A busca por uma produção mais sustentável e com mais produtividade também é um objetivo de Laércio, que destacou, mais uma vez, o diálogo e a troca de informações como essenciais para um melhor desempenho agrícola:
- “Uma das melhores coisas que podemos fazer é compartilhar experiências. Porque o que eu coloco na prática é de alguém que testou e compartilhou comigo. Recebo muitas visitas, e através da conversa há uma soma, uma troca de experiências. Seis anos atrás, colhi 97 sacos por hectare. No ano seguinte, pensei, na minha ingenuidade, que era só aumentar a adubação e as aplicações químicas e tudo daria certo. Porém, quando fui colher a área, colhi 81 sacos, e com um investimento muito grande. O excesso é tão prejudicial quanto à falta. A partir daquele ano, foquei em sistema plantio direto de qualidade, plantas de cobertura e monitoramento. Com menos gastos e colocando exatamente o que as plantas precisam, a colheita é maior”, disse, destacando que, a partir desse método, pela primeira na história do CESB, a área campeã teve zero aplicação de inseticida.
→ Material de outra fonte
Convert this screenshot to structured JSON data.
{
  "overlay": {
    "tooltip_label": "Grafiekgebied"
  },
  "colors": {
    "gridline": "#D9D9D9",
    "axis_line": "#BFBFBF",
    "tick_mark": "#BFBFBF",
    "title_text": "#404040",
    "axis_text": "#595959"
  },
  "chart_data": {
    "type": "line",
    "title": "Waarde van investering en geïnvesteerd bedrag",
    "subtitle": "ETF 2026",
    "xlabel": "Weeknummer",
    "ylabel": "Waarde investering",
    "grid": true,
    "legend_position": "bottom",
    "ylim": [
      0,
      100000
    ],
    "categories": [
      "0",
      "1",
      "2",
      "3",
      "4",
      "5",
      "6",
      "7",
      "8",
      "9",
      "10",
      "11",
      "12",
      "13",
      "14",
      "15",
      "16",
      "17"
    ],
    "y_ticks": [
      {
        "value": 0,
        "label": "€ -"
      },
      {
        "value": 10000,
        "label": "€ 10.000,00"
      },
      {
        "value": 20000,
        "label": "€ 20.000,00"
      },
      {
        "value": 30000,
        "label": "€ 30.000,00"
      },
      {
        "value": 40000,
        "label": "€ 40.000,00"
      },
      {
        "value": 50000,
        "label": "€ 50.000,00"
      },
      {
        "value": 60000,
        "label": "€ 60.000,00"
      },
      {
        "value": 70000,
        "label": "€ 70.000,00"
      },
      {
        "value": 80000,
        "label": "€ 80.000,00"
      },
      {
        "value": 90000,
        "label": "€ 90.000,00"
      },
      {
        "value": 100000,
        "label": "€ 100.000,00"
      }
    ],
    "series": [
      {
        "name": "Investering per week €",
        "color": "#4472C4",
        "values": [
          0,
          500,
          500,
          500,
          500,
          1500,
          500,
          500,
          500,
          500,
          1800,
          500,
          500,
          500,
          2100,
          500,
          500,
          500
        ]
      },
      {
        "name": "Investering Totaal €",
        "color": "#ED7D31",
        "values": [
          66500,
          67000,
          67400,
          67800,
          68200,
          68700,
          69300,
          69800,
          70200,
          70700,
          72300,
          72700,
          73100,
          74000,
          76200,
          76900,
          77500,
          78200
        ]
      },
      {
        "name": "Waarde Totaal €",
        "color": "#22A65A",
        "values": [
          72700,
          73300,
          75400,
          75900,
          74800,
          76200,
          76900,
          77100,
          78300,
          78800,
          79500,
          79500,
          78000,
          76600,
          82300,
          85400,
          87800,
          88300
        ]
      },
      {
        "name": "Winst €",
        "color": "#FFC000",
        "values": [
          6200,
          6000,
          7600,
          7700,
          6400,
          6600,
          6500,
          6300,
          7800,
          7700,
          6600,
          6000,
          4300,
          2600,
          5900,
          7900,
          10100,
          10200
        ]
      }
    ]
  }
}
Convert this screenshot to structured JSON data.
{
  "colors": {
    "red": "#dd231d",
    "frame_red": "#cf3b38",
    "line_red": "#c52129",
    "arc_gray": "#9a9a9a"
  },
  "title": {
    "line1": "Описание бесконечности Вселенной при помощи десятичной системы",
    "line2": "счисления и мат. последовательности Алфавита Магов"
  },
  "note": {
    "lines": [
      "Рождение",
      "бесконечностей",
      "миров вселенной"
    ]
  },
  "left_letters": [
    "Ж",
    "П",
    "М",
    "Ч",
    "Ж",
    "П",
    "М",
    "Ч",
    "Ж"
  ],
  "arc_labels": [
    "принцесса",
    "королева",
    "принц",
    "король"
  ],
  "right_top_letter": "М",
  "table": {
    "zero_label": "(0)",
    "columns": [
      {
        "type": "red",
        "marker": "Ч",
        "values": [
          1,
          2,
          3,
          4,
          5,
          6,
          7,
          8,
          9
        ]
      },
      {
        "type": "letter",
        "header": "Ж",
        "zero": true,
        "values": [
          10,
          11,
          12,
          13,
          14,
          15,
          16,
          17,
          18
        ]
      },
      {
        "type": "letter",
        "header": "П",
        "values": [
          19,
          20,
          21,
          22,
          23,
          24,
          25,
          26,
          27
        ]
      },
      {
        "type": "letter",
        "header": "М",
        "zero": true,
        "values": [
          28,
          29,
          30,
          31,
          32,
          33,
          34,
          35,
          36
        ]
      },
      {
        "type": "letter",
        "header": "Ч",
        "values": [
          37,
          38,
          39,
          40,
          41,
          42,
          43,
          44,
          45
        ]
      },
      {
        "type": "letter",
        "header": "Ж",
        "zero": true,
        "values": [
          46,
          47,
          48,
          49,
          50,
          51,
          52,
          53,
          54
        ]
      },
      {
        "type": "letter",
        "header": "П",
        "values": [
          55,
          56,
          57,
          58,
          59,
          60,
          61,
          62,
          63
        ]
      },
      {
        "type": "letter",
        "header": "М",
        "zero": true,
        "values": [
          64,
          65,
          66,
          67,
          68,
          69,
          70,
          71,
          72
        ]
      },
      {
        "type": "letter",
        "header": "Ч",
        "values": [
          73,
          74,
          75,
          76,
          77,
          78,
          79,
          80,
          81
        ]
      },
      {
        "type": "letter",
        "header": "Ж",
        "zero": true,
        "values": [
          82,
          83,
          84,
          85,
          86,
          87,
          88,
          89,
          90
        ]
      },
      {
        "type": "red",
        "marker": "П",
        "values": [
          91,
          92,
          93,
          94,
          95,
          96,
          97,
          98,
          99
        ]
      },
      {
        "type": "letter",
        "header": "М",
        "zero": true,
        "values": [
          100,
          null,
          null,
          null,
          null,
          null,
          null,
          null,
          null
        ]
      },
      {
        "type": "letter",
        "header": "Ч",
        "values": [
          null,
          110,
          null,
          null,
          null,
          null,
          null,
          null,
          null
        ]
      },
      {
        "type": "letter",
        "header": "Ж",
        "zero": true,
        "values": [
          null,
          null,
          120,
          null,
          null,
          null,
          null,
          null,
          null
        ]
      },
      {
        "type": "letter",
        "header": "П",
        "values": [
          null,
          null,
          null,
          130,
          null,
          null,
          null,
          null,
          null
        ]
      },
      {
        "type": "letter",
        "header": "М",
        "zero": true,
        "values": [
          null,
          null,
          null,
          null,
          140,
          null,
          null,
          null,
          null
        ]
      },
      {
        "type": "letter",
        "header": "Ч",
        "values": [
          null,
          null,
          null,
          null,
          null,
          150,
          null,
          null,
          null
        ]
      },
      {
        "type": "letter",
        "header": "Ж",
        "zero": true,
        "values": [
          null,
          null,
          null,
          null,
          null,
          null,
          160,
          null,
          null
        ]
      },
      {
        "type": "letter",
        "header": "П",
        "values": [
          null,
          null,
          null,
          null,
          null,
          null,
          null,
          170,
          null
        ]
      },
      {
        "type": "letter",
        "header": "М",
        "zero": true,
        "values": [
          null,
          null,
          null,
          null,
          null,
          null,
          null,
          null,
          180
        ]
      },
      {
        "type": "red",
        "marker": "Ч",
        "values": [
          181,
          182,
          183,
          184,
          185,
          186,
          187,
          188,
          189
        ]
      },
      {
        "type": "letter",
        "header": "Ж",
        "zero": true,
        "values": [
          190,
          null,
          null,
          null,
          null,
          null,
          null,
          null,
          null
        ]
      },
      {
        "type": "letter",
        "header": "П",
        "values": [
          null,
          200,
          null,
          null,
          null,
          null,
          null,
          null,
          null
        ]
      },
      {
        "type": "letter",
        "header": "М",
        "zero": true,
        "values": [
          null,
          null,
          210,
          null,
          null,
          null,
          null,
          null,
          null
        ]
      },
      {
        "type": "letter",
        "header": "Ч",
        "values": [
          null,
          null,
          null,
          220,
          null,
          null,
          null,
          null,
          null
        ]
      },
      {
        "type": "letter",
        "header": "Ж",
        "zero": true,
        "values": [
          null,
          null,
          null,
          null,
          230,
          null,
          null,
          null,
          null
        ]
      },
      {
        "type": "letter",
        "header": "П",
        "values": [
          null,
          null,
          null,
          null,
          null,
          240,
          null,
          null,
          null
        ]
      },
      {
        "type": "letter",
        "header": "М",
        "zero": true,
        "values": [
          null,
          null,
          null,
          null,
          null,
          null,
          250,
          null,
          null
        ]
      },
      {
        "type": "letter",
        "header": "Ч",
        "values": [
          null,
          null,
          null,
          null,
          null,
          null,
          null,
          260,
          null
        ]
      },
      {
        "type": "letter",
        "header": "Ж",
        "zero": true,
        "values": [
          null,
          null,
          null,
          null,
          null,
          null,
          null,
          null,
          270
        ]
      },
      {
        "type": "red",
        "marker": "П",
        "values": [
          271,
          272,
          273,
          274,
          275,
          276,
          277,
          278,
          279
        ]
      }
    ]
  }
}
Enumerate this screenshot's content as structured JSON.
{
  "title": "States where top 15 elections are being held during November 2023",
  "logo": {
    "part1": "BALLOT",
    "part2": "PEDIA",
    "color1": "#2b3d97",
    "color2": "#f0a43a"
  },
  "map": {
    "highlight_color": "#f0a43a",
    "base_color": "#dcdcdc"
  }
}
Laércio também destacou seu custo de produção:
- “Meu custo por hectare não é alto. Quando vou preparar a área, não tenho ervas de difícil controle. Então, eu consigo economizar em herbicida. Quanto a fungicidas, com a rotação de cultura, tenho menos pressão de doença. Outra coisa: as plantas de cobertura reciclam muitos nutrientes. Estou conseguindo colher bem gastando pouco", finalizou.